La risata, di tanto in tanto, è anche fatta di luoghi comuni, credenze radicate nella mente dei più e che plasmano la vita vera creando, di controcampo, ovviamente anche il rovesciamento della medaglia: il ridicolo, per l’appunto. Ascanio Celestini, altro nome noto tra gli ospiti, sta proprio lavorando ad un progetto multimediale che racchiuda al suo interno le barzellette più classiche per farne innovazione: l’idea verrà presentata in Piazza Luogo Pio domenica 29 settembre alle 11:30. Ai Bottini dell’Olio, invece, la stessa domenica alle 15 Marco Belpoliti tratterà nello specifico la parte assurdamente divertente della tristezza, avendo scelto dei brani tratti da Se questo è un uomo di Primo Levi  :suoi scritti, di recente rivalutati anche in chiave comica, rappresentano in alcuni tratti un esempio di sagacità comica.

Gabriele Gimmelli curerà una rassegna cinematografica dedicata al maestro del ridicolo divertente, Woody Allen, che vedrà il regista e autore protagonista delle serate di venerdì 27, sabato 28 e domenica 29 settembre, alle 21 al Teatro Vertigo.
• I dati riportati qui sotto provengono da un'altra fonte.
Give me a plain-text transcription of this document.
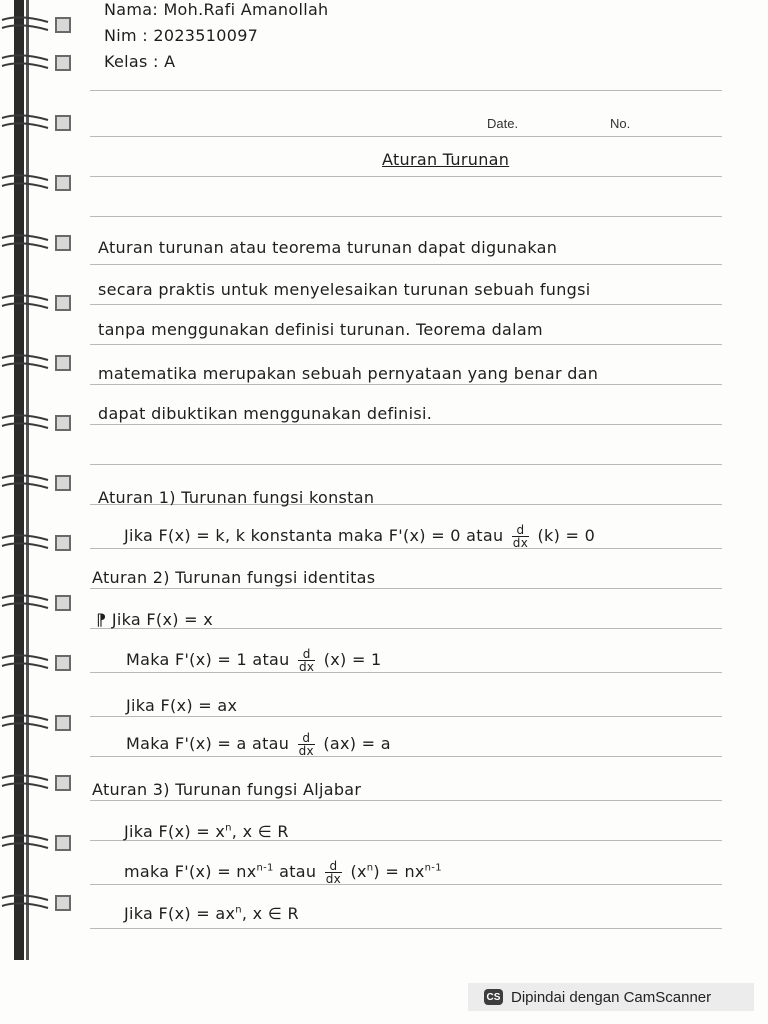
Nama: Moh.Rafi Amanollah
Nim : 2023510097
Kelas : A
Date.	No.
Aturan Turunan
Aturan turunan atau teorema turunan dapat digunakan
secara praktis untuk menyelesaikan turunan sebuah fungsi
tanpa menggunakan definisi turunan. Teorema dalam
matematika merupakan sebuah pernyataan yang benar dan
dapat dibuktikan menggunakan definisi.
Aturan 1) Turunan fungsi konstan
Jika F(x) = k, k konstanta maka F'(x) = 0 atau $\frac{d}{dx} (k) = 0$
Aturan 2) Turunan fungsi identitas
⁋ Jika F(x) = x
Maka F'(x) = 1 atau $\frac{d}{dx} (x) = 1$
Jika F(x) = ax
Maka F'(x) = a atau $\frac{d}{dx} (ax) = a$
Aturan 3) Turunan fungsi Aljabar
Jika $F(x) = x^n$, x ∈ R
maka $F'(x) = nx^{n-1}$ atau $\frac{d}{dx} (x^n) = nx^{n-1}$
Jika $F(x) = ax^n$, x ∈ R
CS Dipindai dengan CamScanner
La scrittrice Nadia Terranova, sensibile ai temi di discriminazione sociale e sessista, partirà proprio dalla riflessione sul tipo di comicità di Allen nell’incontro in cui sarà relatrice, previsto per domenica 29 settembre alle 18:45 in Piazza del Luogo Pio. Una riflessione sarà dedicata, ovviamente, anche alla città che ospita l’evento, Livorno, ed ai suoi abitanti, spesso etichettati come “maledetti”, sia per spirito che per inclinazione al dissenso; a parlare di questo aspetto saranno due livornesi doc, Bobo Rondelli ed Eva Giovannini, sabato 28 settembre alle 12.30 in Piazza Luogo Pio e, continuando su questo leitmotiv, saranno proprio i livornesi, coordinati dal conduttore radiofonico Matteo Caccia, a raccontare la propria “livornesità” lo stesso sabato e nella stessa piazza alle 18:30.

Anche e soprattutto gli oggetti possono essere fonte di risate: un’intera sezione della kermesse è infatti intitolata “Cose da ridere”, elementi di design raccolti da Chiara Alessi, attesa per sabato 28 settembre, alle 10, ai Bottini dell’Olio, alla moda irriverente e canzonata di Sofia Gnoli, che risponderà alla chiamata domenica 29 settembre, alle 10, sempre ai Bottini dell’Olio, e al cibo e alla sua digressione, esasperazione curata da Bruno Gambarotta, di scena domenica 29 settembre alle 17:30 in Piazza del Luogo Pio. L’attrice Maria Cassi e la giornalista Irene Soave, sabato 28 settembre alle 18:30, in Piazza del Luogo Pio, discuteranno sulle regole di bon ton da seguire per trovare marito, tutto ovviamente in chiave ironica.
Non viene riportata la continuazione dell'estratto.